Some possible responses:

  • I’ve read way too many stories about small family gatherings ending in tragedy, and I’m just not willing to take that risk with my loved ones.
  • This is one of many holidays we plan to spend together. Let’s do all we can to make sure it is the last one we have to do this way.
  • I would rather stay home this year to ensure that we’re all around and healthy next year.
  • I’ve barely left my home all year. As much as I love holiday parties, I’m just not comfortable interacting with others during this pandemic.
  • I love you and I couldn’t bear it if I got you or anyone else sick.
  • Although I know you try to stay safe, there are just too many uncertainties and we shouldn’t risk it this year.

Question: “I think this is much ado about nothing (e.g. it’s political, it’s just the flu, the things we are being told are lies, controls are not working so why bother, and other assorted arguments and conspiracy theories).” Therefore, Is this really necessary? 

Some possible responses:

  • While I understand that you and perhaps others feel this way, one thing we can all agree on is that this has been hard on everyone, including those that believe that the risks are real. And their feelings and desires to be together, especially this year, are as important to us as yours.
  • I know this is inconvenient, but this too shall pass. Please know that we respect your decision to decline this year if you are not comfortable following our plans to ensure all that join will feel safe and welcomed.
  • We are trying to keep things as normal as possible in the most abnormal time we have seen.  While you may not think this is necessary, others do, so we will need you to be cooperative and supportive of others if you do decide to come.

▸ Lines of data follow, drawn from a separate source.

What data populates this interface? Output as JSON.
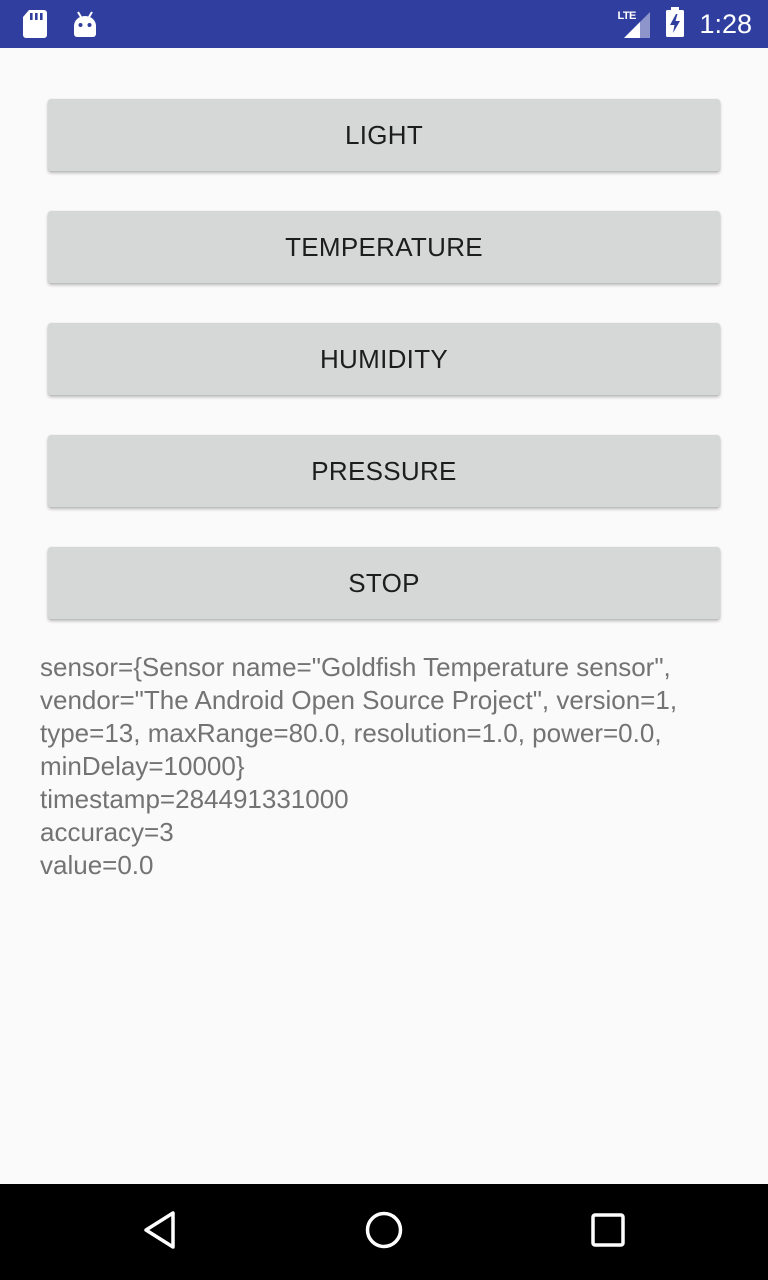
{
  "status_bar": {
    "background": "#303f9f",
    "left_icons": [
      "sd-card-icon",
      "android-icon"
    ],
    "network_label": "LTE",
    "time": "1:28"
  },
  "buttons": {
    "light": "LIGHT",
    "temperature": "TEMPERATURE",
    "humidity": "HUMIDITY",
    "pressure": "PRESSURE",
    "stop": "STOP"
  },
  "sensor_readout": {
    "lines": [
      "sensor={Sensor name=\"Goldfish Temperature sensor\",",
      "vendor=\"The Android Open Source Project\", version=1,",
      "type=13, maxRange=80.0, resolution=1.0, power=0.0,",
      "minDelay=10000}",
      "timestamp=284491331000",
      "accuracy=3",
      "value=0.0"
    ]
  },
  "nav_bar": {
    "icons": [
      "back-icon",
      "home-icon",
      "recents-icon"
    ]
  }
}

It is probably best to avoid sharing names or the specific concerns others may have and speak for the group as a whole.

Question: What is your plan to keep my family safe if we do come?

Share your plans for how the house will be set up, how many are coming, and from where and what you expect of all who attend when they are at your home for the weeks leading up to it.

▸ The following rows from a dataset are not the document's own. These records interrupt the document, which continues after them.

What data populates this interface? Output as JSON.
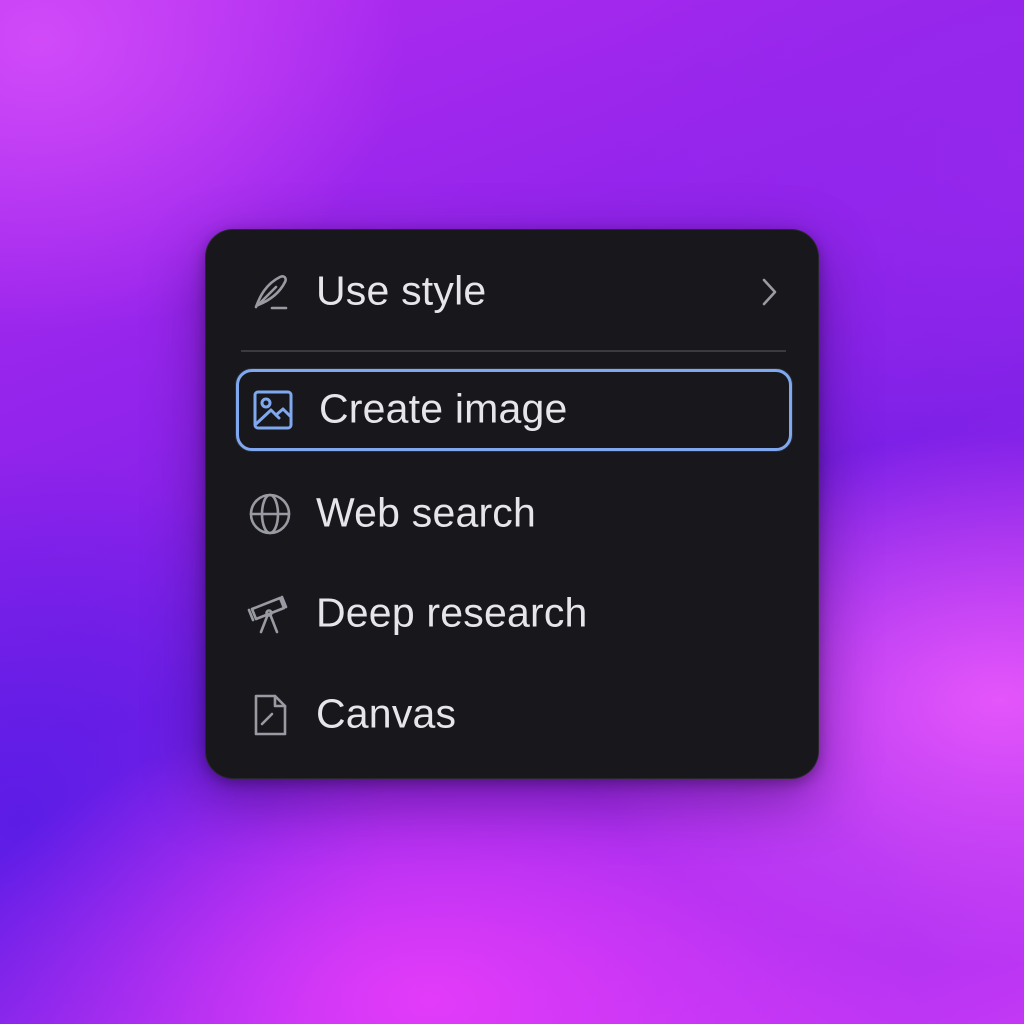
{
  "menu": {
    "items": [
      {
        "label": "Use style",
        "icon": "feather-pen-icon",
        "has_submenu": true
      },
      {
        "label": "Create image",
        "icon": "image-icon",
        "selected": true
      },
      {
        "label": "Web search",
        "icon": "globe-icon"
      },
      {
        "label": "Deep research",
        "icon": "telescope-icon"
      },
      {
        "label": "Canvas",
        "icon": "document-icon"
      }
    ]
  },
  "colors": {
    "menu_background": "#18181c",
    "label_text": "#e6e6ea",
    "icon_default": "#9a9aa2",
    "selected_accent": "#7fa8ee",
    "divider": "#3a3a40"
  }
}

Question: Is there anyone that we should tell to stay home?

Certainly, anyone that has symptoms related to COVID-19 should be asked to stay home. Beyond that, you should consider having those with the potential for more serious illness to stay home, as well.  Unfortunately, the people for whom gatherings are the riskiest, like the elderly and people with underlying health conditions, may be the most in need of the social connection. Setting up televised or live streaming events at home with members of your household can help family members feel connected while remaining safe in their own homes. Connections can be maintained even virtually during this time. Decorating gingerbread houses or opening presents together on live streaming platforms such as Zoom, MS Teams, or others can allow those who cannot or should not gather to be a part of the festivities.

Question: What should I bring?

Answer: Anything but that green pea and mayonnaise salad!

OK, that last question was probably unnecessary, but we wanted to finish with a reminder that we can still have fun and be together even if at a distance. It may be different from what we are used to, and some changes may not be ones we like, but people can be resilient and find humor, intellectual stimulation, and new levels of intimacy in the worst of times. Seek out and share useful resources for tackling this challenge, be deliberate about finding ways to come together safely and creatively, recognize the efforts and sacrifices of others, and be a positive influence on those around you.